Several authors, and among the rest, Galen, take it for a root; but the common opinion is for its being of the mushroom kind. It is brought from the Levant.



It is white, light, tender, brittle, of a bitter taste, pungent, and a little styptic.

This is what the ancients called the female agaric: As for the male, it is usually yellowish and woody; and is generally excluded out of physic, being only used in dying.

Agaric was a medicine in mighty use among the ancients; not only for the purging of phlegm, but in all distempers proceeding from gross humours and obstructions; as the epilepsy, madness, asthma, etc.

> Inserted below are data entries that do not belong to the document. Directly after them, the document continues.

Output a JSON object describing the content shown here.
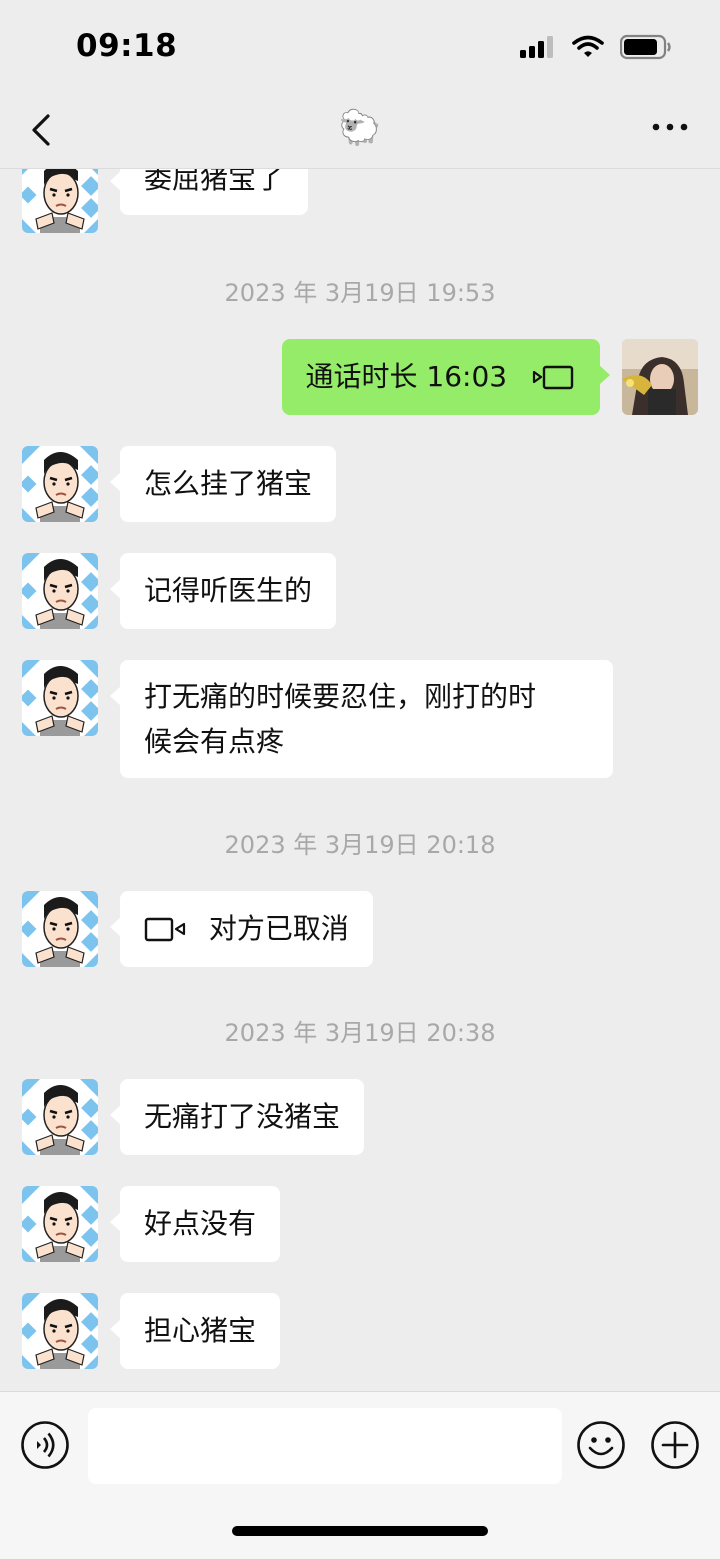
{
  "status": {
    "time": "09:18"
  },
  "nav": {
    "title": "🐑"
  },
  "messages": {
    "m1": "委屈猪宝了",
    "ts1": "2023 年 3月19日 19:53",
    "call_me": "通话时长 16:03",
    "m2": "怎么挂了猪宝",
    "m3": "记得听医生的",
    "m4_line1": "打无痛的时候要忍住，刚打的时",
    "m4_line2": "候会有点疼",
    "ts2": "2023 年 3月19日 20:18",
    "call_cancel": "对方已取消",
    "ts3": "2023 年 3月19日 20:38",
    "m5": "无痛打了没猪宝",
    "m6": "好点没有",
    "m7": "担心猪宝"
  },
  "colors": {
    "background": "#ededed",
    "my_bubble": "#95ec69",
    "their_bubble": "#ffffff",
    "timestamp": "#a8a8a8"
  },
  "icons": {
    "back": "chevron-left-icon",
    "more": "more-dots-icon",
    "video": "video-call-icon",
    "voice": "voice-input-icon",
    "emoji": "emoji-icon",
    "plus": "plus-icon"
  }
}
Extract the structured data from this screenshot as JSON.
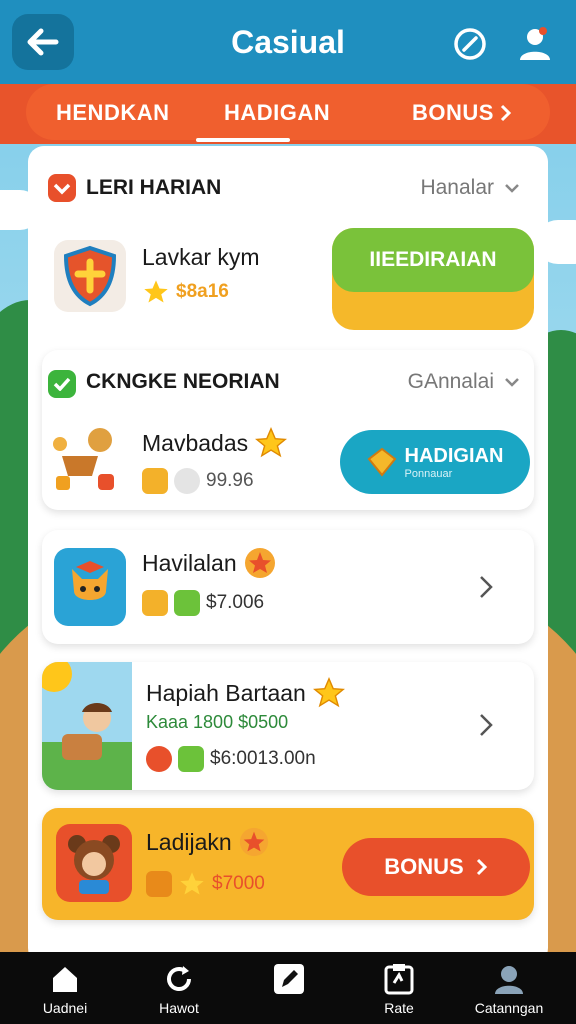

Yet they complained that it weakened the bowels, and purged too violently. They had divers correctors for it; chiefly of the aromatic kind: But Dr. Quincy says, the best way is to banish it for good, as the present practice has almost done: for that it rather makes people sick, than purges them; being very nauseous, and but little cathartic. See PURGATIVE.

By a chemical solution, it passes almost wholly into oil: It yields no volatile salt; but abounds with a sort of earthy matter, and an acid phlegm.

We read of pilule de agarico, and troches of agaric; but they are diffused. Some authors also mention a mineral agaric; which is a whitish stone, found in the clefts of rocks in Germany; called also Zac Lune, and by some naturalists, Lithomagra, and Stenomagra. See LAC LUNE.